Dans le même temps, Vivendi a annoncé son intention de trouver "un ou plusieurs partenaires stratégiques" pour UMG. Il se donne 18 mois, après le lancement de l'opération à l'automne, pour les trouver.

Un temps envisagée, l'introduction en Bourse d'UMG n'a finalement pas été retenue du fait de "sa complexité", précise le groupe.

UMG est le joyau de Vivendi, dont il représente plus de 40% des ventes globales. Le chiffre d'affaires de cette filiale a reculé de 1,4%, à 2,63 milliards d'euros au premier semestre, mais Vivendi évoque une bonne progression de l'écoute en ligne en streaming, qui compense la baisse des ventes par téléchargement ou des ventes physiques.

"Nous avons eu des succès dans le 'streaming' mais il faut garder en tête que beaucoup d'abonnés se sont inscrits en début d'année, ils ne payent qu'après la période d'essai gratuite de 3 mois, cela a eu un bon impact sur le deuxième trimestre 2018", a commenté Arnaud de Puyfontaine, se disant "confiant pour le reste de l'année"

"Nous avons eu d'excellents chiffres pour le premier semestre et nous savons que (le rappeur canadien) Drake enregistre un très grand succès aux Etats-Unis, mais il faut toujours être prudent concernant l'évolution possible au second semestre", a-t-il nuancé.

Telecom Italia déprécié 

Ces deux opérations ont été annoncées en même temps qu'un bénéfice net en recul de 6,3%, à 165 millions d'euros au premier semestre, où Vivendi a notamment déprécié sa participation dans Telecom Italia à hauteur de 512 millions d'euros.

Le groupe présidé par Yannick Bolloré a justifié cette décision par des craintes quant à l'application du plan industriel 2018-2020 de l'opérateur italien, "eu égard au moindre pouvoir de Vivendi de participer aux décisions relatives aux politiques financières et opérationnelles de Telecom Italia", dit-il.

Vivendi, premier actionnaire de Telecom Italia (Tim) avec 24% du capital, a perdu le contrôle du conseil d'administration de la société début mai, face au fonds américain Elliott.

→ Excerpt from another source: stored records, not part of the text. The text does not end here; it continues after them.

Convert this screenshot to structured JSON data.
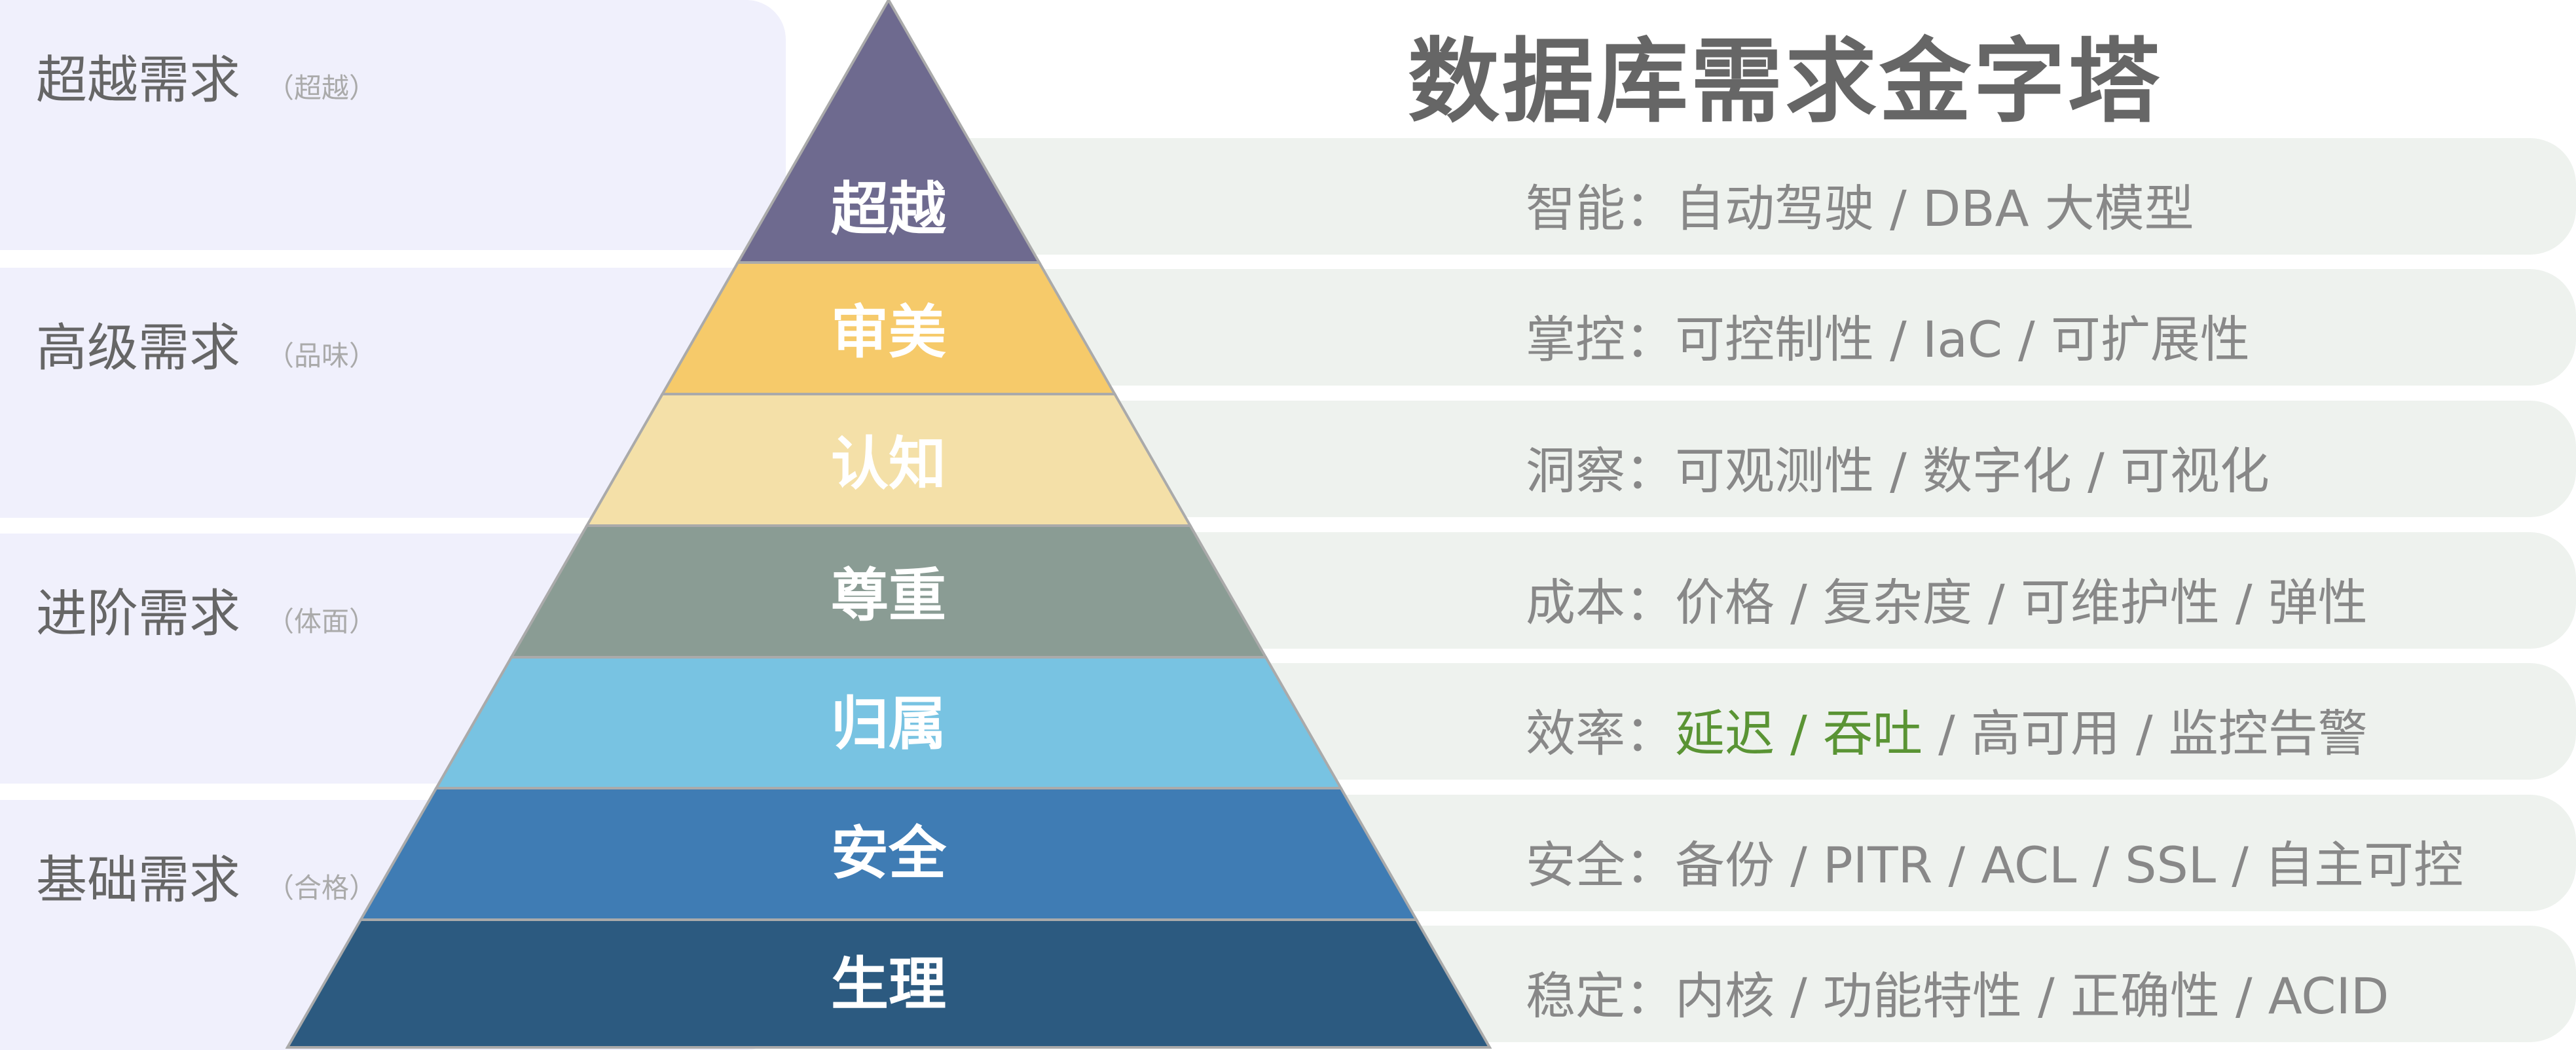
{
  "title": "数据库需求金字塔",
  "needs": [
    {
      "label": "超越需求",
      "sub": "（超越）"
    },
    {
      "label": "高级需求",
      "sub": "（品味）"
    },
    {
      "label": "进阶需求",
      "sub": "（体面）"
    },
    {
      "label": "基础需求",
      "sub": "（合格）"
    }
  ],
  "pyramid": [
    {
      "label": "超越",
      "color": "#6e6a8f"
    },
    {
      "label": "审美",
      "color": "#f6ca6a"
    },
    {
      "label": "认知",
      "color": "#f4e0a8"
    },
    {
      "label": "尊重",
      "color": "#8a9c94"
    },
    {
      "label": "归属",
      "color": "#78c3e2"
    },
    {
      "label": "安全",
      "color": "#3f7cb4"
    },
    {
      "label": "生理",
      "color": "#2c5a80"
    }
  ],
  "details": [
    {
      "head": "智能：",
      "hl": "",
      "rest": "自动驾驶 /  DBA 大模型"
    },
    {
      "head": "掌控：",
      "hl": "",
      "rest": "可控制性 / IaC / 可扩展性"
    },
    {
      "head": "洞察：",
      "hl": "",
      "rest": "可观测性 / 数字化 / 可视化"
    },
    {
      "head": "成本：",
      "hl": "",
      "rest": "价格 /  复杂度 / 可维护性 / 弹性"
    },
    {
      "head": "效率：",
      "hl": "延迟 / 吞吐",
      "rest": " / 高可用 / 监控告警"
    },
    {
      "head": "安全：",
      "hl": "",
      "rest": "备份 / PITR / ACL / SSL / 自主可控"
    },
    {
      "head": "稳定：",
      "hl": "",
      "rest": "内核 / 功能特性 / 正确性 / ACID"
    }
  ],
  "colors": {
    "highlight": "#5a9434",
    "left_box": "#f0f0fc",
    "right_box": "#eef2ee"
  }
}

Lors de son entrée au capital de Tim en juin 2015, Vivendi avait déboursé 1,0709 euro par action, loin du cours de clôture lundi soir à la Bourse de Milan (0,66 euro).

Sur les six premiers mois de l'année, le chiffre d'affaires de Vivendi a augmenté de 18,3%, à 6,46 milliards d'euros, un montant inférieur d'une cinquantaine de millions au consensus des analystes interrogés par le fournisseur de données Factset.

Cette activité tient compte de la consolidation de la filiale publicitaire Havas, qui affiche un chiffre d'affaires de 1,02 milliard d'euros, soit une baisse de 8%, "majoritairement due aux effets négatifs de change".

A taux de change et périmètre constants, le chiffre d'affaires de Vivendi ressort en hausse de 4%.

Vivendi a profité également de la cession de sa participation de 27,27% dans le capital de l'éditeur de jeux vidéo Ubisoft, fin mars, pour un montant total de 2 milliards d'euros.

Le bénéfice opérationnel ajusté (Ebita) a bondi de 54%, à 542 millions d'euros, profitant à la fois de la consolidation d'Havas et de bonnes performances tant d'UMG que du groupe Canal+.

Au titre des perspectives, Vivendi confirme son objectif d'Ebita avant charges de restructuration atteignant près de 450 millions d'euros sur l'exercice pour Canal+, et anticipe une meilleure croissance organique du revenu net chez Havas au second semestre.